First, “an amazing evolution has taken place in the almost century of commercial flight, moving from a military-based infrastructure to the current era of downloaded responsibility and things like SMS,” said current CPPC president, Tom Machum. The pilots wanted to chart a course for their professional future. 

But there was a second factor that eventually led to the establishment of the College. In 2007, a Winnipeg, Man., pilot was involved in an accident with a passenger fatality, and had been subsequently convicted of criminal negligence.  That conviction became the catalyst for the CPPC’s first meeting. 

“This had never happened in Canada before,” explained David Coles, past CPPC president and current treasurer. “In fact, it was something one would only expect in a Third World country, and is absolutely contrary to maintaining an open and resilient safety culture. We began to research how other professions handled these types of incidents, and it became clear that our best route forward was attempting to transition our profession into a self-governing one.”

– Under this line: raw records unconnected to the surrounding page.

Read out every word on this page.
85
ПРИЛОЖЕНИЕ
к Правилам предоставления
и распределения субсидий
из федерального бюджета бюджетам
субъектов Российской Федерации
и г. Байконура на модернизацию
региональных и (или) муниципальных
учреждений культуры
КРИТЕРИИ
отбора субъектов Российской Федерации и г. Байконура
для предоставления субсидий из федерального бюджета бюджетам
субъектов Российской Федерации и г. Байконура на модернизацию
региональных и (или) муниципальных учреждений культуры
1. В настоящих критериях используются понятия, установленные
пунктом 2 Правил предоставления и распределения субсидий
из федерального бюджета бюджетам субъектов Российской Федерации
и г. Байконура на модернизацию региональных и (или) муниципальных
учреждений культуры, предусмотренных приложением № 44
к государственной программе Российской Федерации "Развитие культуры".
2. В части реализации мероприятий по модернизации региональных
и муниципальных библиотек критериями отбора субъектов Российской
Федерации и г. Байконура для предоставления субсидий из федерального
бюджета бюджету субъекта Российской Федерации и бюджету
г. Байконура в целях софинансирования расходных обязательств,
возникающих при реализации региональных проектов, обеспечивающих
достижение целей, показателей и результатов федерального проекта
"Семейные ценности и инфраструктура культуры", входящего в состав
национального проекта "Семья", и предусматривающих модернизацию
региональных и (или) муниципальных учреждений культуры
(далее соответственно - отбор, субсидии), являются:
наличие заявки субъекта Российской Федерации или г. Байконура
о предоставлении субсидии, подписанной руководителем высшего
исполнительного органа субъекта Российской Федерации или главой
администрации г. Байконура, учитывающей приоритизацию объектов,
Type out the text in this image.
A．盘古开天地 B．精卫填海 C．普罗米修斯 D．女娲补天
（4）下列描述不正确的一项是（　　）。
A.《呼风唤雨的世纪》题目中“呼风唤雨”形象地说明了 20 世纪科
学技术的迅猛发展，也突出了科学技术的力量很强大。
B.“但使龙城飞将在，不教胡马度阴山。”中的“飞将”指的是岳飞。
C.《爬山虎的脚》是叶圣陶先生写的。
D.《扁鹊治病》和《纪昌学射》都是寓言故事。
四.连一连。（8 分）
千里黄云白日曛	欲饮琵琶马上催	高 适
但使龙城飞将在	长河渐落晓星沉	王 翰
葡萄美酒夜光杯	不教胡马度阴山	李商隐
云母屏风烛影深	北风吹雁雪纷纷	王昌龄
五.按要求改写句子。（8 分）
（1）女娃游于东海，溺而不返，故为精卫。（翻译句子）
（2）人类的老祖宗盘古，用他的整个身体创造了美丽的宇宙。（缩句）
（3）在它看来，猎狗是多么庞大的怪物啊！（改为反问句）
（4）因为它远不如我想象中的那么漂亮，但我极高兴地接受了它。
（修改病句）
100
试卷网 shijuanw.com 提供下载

So, in 2009, the founding group of pilots registered the College as a not-for-profit organization and formed a board of directors. In the years that followed, the founders have worked to spread the word about the College to pilots, industry, associations and the government. They also looked into potential services that the College could provide right away, such as mentoring programs, group health care, life, disability and loss-of-licence insurance. 

On Aug. 8, 2012, after three years of organization and development, the College launched a website and officially opened its doors to new members. 

By the end of 2012, the CPPC had nearly 1,000 members. There are currently about 24,000 Canadian commercial and airline transport pilots. 

The CPPC’s eventual goal is for every pilot to be a member of the College and, in partnership with the government and other stakeholders, to pass a private members bill that would either amend the Aeronautics Act or be stand-alone legislation that would allow the College to become self-governing. 


It’s a complicated and ambitious goal that will take many years to achieve, but Machum’s immediate role will be to lead the CPPC out of its infancy and into democracy.  The current board is essentially self-appointed, and considers itself responsible for developing the infrastructure required to move forward, rather than making decisions on behalf of all pilots.

“At the end of the first year of membership enrollments, or when we reach 8,000 members, should this occur sooner, the current board will step down and national elections will be held to create the first democratically-elected board of the College,” said Machum. 

Once elected, the new board will be tasked with refining the CPPC vision and producing models for best practices, including reference materials for everything from the maintenance of professional standards to the scientific examination of flight operations and human performance.

The CPPC also hopes to one day provide personal support programs and critical incident response protocols, as well as financial aid, scholarships and bursaries to encourage new pilots.